En représailles, Pékin avait sanctionné des personnalités et organismes européens.
– « Jeter! » –
La polémique visant Nike grandissant sur les réseaux sociaux, un acteur et une actrice très connus en Chine, Wang Yibo et Tan Songyun, ont annoncé jeudi couper leurs liens avec la marque, dont ils étaient les ambassadeurs d’image.
« Les intérêts du pays passent avant tout. Nous sommes fermement opposés à toutes les actions malveillantes visant à salir ou à répandre des rumeurs sur la Chine », a indiqué l’agence chargée des intérêts de Mme Tan.
H&M est quant à elle emportée depuis mercredi déjà dans cette tempête médiatique en raison d’un communiqué similaire à celui de Nike sur le coton du Xinjiang.
Signe d’une possible intervention du pouvoir, c’est la Ligue de la jeunesse communiste, une organisation affiliée au Parti communiste, qui avait lancé les hostilités sur Weibo.
« Diffuser des rumeurs et boycotter le coton du Xinjiang, tout en espérant faire de l’argent en Chine? Vous rêvez! », avait-elle écrit en publiant les copies d’écran du communiqué de H&M, déclenchant la polémique.
Les produits de la marque ont depuis été retirés des principaux sites chinois de vente en ligne. Ses magasins restent toutefois ouverts.
« J’ai acheté du H&M il y a quelques jours », a déclaré jeudi à l’AFP Liu Xiangyu, un Chinois rencontré à Pékin devant une boutique de l’enseigne suédoise.
« Mais une fois rentré à la maison, je vais les jeter! », assure-t-il, même si ces postures patriotiques, dictées par l’environnement social, ne sont pas toujours suivies d’effets durables.
– Zara bientôt visé? –
Interrogé sur le fait de savoir si Pékin orchestrait toute cette polémique, le ministère chinois des Affaires étrangères a démenti jeudi toute responsabilité.
« Le marché chinois est ce qu’il est.
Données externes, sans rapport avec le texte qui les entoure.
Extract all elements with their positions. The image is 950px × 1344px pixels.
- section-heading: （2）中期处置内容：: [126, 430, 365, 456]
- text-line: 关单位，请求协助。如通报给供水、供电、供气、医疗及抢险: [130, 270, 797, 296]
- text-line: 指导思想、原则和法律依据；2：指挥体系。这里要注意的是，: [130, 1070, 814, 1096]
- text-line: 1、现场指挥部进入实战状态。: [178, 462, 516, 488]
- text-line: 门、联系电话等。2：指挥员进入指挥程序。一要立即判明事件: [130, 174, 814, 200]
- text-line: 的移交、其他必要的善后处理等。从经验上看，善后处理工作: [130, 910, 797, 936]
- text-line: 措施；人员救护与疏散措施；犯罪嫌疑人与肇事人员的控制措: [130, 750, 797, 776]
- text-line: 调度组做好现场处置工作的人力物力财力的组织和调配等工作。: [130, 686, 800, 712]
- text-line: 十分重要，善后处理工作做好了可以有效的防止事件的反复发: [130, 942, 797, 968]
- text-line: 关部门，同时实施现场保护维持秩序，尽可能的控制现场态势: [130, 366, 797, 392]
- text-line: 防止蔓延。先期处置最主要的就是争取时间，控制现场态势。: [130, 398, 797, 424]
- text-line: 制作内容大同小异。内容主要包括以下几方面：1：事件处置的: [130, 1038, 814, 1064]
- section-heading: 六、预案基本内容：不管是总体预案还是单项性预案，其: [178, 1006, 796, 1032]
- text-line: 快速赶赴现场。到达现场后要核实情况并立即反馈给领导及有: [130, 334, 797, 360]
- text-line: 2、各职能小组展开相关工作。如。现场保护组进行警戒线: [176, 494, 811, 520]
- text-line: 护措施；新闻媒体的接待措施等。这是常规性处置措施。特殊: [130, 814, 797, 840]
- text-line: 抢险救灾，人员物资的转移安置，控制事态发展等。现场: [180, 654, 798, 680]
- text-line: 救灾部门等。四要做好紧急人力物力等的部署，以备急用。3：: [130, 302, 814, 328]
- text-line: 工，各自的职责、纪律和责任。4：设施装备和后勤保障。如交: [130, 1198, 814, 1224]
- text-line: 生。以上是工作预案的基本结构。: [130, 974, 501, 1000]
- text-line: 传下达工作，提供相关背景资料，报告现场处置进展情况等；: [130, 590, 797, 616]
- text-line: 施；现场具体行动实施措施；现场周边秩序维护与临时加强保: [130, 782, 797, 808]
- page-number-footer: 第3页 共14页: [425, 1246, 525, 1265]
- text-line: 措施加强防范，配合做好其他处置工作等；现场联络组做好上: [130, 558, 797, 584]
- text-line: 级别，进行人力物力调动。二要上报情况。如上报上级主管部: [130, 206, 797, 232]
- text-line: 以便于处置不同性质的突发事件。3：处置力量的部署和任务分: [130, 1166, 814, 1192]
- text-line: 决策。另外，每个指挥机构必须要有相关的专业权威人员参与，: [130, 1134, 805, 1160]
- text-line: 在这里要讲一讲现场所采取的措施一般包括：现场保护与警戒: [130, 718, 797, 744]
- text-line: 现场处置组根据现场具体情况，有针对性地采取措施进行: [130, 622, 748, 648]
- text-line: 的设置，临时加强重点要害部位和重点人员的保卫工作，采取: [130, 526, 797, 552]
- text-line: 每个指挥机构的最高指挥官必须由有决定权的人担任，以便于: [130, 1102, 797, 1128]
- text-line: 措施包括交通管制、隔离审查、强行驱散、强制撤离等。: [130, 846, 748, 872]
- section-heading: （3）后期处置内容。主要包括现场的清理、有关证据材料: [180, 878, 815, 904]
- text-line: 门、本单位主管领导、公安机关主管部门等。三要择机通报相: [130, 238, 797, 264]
Nous n’avons nul besoin de nous lancer dans des intimidations » contre ces entreprises, a indiqué la porte-parole Hua Chunying lors d’un point-presse régulier.
« Une chose est toutefois certaine: les Chinois n’autoriseront probablement pas des étrangers à profiter des largesses de la Chine tout en la critiquant. »
L’institut Aspi, financé par les autorités australiennes mais aussi étrangères (notamment américaines), accusait H&M dans son rapport de s’être approvisionné auprès de structures utilisant de la main-d’oeuvre ouïghoure provenant de « camps de rééducation ».
Les Ouïghours, principalement musulmans et parlant une langue turcique, représentent un peu moins de la moitié des 25 millions d’habitants du Xinjiang.
H&M Chine a déclaré mercredi qu’il n’endossait « aucune position politique ». Nike n’avait pas répondu dans l’immédiat à une demande de commentaire de l’AFP.
Sur Weibo, d’autres noms de marques ayant pris des positions similaires à Nike et H&M commençaient à circuler jeudi: Uniqlo, Zara, Gap ou encore Adidas, laissant entrevoir de potentielles sanctions.